In any event, the 20th episode of Season 3, “An Anniversary Surprise,” has Stanley acting really suspicious and everyone assuming that he is having an affair with the attractive middle-aged woman that he kept secretly spending time with. Things get crazier when he tells the gang that “someone is moving out,” and they all thought that that meant that he was leaving his wife and moving out (as I wrote here, everyone always thought the worst of everyone else on the show).
After a big confrontation, it turned out that the other woman was a real estate agent, and Stanley had just sold the building and he and Helen were retiring to live in a fancy town house! It was an anniversary surprise for his wife!
The first episode of The Ropers, showing them moving into their new home, aired right after this episode.
DID THE PILOT GO TO SERIES? This was one of those times that the spinoff was already picked up for a series before it aired as a backdoor pilot.

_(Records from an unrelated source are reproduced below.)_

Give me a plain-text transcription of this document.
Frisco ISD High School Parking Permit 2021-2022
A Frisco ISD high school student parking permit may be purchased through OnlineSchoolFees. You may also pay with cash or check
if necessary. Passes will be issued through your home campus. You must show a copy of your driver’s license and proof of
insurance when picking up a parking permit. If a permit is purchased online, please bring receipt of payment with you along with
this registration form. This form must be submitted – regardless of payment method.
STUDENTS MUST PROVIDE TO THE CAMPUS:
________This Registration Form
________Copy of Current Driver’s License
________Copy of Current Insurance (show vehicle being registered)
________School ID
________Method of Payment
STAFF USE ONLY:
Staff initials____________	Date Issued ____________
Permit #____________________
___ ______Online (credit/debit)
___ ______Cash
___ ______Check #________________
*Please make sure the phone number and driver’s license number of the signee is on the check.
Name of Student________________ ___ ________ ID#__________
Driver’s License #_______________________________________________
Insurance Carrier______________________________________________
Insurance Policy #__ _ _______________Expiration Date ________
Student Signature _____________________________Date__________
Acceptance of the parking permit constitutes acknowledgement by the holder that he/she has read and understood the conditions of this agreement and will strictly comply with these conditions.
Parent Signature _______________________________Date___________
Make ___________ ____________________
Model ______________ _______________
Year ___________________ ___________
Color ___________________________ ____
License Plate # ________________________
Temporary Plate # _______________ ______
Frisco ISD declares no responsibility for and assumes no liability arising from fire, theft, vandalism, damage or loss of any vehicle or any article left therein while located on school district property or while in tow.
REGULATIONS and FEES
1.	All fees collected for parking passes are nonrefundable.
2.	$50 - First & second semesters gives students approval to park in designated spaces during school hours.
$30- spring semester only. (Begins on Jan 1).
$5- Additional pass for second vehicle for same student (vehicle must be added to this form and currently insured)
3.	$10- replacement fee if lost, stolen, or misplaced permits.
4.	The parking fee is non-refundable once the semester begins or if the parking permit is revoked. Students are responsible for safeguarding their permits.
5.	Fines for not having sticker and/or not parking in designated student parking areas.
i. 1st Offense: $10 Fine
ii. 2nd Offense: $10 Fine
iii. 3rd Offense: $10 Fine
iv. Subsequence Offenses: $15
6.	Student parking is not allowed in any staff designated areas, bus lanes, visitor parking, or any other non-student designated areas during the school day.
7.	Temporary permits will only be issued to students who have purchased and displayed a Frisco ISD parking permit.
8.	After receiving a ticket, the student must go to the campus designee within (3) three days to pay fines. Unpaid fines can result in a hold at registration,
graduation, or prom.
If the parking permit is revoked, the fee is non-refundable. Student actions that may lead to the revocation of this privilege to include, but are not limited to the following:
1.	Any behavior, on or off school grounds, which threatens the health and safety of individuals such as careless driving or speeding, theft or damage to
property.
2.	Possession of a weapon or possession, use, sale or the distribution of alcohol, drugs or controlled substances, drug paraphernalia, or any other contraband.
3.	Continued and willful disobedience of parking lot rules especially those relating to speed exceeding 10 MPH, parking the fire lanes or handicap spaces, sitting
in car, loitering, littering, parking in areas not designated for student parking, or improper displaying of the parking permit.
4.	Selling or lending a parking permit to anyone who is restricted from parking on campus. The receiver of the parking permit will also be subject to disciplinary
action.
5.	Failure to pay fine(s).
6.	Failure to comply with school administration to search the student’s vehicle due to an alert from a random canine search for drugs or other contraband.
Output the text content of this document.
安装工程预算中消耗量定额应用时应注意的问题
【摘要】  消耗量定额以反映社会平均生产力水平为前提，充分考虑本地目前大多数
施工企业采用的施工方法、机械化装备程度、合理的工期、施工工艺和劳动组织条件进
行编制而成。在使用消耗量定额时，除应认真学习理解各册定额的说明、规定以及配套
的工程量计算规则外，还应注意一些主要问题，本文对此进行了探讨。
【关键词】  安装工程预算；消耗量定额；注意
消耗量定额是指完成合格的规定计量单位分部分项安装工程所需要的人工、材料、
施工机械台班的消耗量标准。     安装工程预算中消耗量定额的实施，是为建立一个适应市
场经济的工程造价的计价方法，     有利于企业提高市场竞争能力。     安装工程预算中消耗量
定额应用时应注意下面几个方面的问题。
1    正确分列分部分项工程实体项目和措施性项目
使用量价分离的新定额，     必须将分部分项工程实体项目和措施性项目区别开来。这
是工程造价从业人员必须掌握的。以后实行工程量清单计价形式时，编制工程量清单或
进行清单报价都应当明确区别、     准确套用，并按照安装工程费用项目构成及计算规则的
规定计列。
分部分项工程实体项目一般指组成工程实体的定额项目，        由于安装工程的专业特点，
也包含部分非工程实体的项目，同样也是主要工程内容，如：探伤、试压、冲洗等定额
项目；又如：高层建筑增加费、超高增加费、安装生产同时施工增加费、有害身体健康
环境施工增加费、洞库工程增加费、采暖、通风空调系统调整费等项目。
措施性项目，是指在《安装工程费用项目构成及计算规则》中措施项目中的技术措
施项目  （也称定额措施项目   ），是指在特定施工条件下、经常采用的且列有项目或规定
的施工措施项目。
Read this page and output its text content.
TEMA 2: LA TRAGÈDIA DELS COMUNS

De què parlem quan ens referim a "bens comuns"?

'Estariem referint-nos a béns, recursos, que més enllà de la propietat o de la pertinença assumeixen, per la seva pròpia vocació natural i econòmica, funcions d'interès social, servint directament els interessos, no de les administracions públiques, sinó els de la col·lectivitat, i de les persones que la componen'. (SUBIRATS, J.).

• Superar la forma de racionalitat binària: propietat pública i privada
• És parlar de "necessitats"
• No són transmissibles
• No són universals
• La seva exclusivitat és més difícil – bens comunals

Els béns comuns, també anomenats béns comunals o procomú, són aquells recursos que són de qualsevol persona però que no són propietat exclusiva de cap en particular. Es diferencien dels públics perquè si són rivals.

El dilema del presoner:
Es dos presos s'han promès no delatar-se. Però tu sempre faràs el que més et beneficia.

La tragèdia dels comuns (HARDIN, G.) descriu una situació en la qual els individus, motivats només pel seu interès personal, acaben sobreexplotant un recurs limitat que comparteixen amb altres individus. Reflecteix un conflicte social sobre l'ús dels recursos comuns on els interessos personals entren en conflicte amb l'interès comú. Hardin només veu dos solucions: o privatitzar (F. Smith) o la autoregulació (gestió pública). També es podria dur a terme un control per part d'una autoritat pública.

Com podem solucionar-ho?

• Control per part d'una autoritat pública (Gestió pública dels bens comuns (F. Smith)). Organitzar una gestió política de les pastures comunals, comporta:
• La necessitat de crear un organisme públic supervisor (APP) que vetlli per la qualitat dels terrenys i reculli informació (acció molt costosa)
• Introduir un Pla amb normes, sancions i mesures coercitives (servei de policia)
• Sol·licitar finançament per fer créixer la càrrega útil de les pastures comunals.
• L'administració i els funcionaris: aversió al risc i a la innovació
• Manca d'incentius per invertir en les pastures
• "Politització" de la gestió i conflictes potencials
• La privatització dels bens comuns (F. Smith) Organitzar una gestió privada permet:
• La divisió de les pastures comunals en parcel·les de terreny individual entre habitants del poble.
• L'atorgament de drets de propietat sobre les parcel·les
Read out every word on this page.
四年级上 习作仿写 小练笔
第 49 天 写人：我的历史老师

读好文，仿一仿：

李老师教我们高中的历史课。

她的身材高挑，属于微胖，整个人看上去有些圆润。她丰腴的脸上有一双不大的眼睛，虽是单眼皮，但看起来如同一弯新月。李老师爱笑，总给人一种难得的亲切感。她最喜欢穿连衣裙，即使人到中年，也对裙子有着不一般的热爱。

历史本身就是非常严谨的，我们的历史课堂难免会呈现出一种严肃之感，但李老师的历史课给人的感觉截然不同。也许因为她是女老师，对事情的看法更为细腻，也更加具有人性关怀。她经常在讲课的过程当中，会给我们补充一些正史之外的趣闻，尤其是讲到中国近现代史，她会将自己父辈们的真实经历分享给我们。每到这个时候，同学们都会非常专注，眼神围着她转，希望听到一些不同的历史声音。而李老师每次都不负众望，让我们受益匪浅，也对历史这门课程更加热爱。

SHOULD IT HAVE? The Ropers wasn’t really all that bad of a show, and the replacement for the Ropers, Ralph Furley (Don Knotts), was a success, so I guess it should have happened. I dunno, though, I liked the Ropers better, so I think it was ultimately a bad call. Also a bad call? Moving the Ropers to a different night in Season 2.
Okay, that’s it for this installment of Back Door Blues! I KNOW the rest of you have suggestions for other interesting backdoor pilots, so drop me a line at brian@popculturereferences.com (don’t suggest in the comments, as this way, it’ll be a surprise!).
The Ropers getting a spinoff was inspired by the original British show “Man About The House” giving their Ropers a spin off too, “George and Mildred,” which had a similar plot but more success.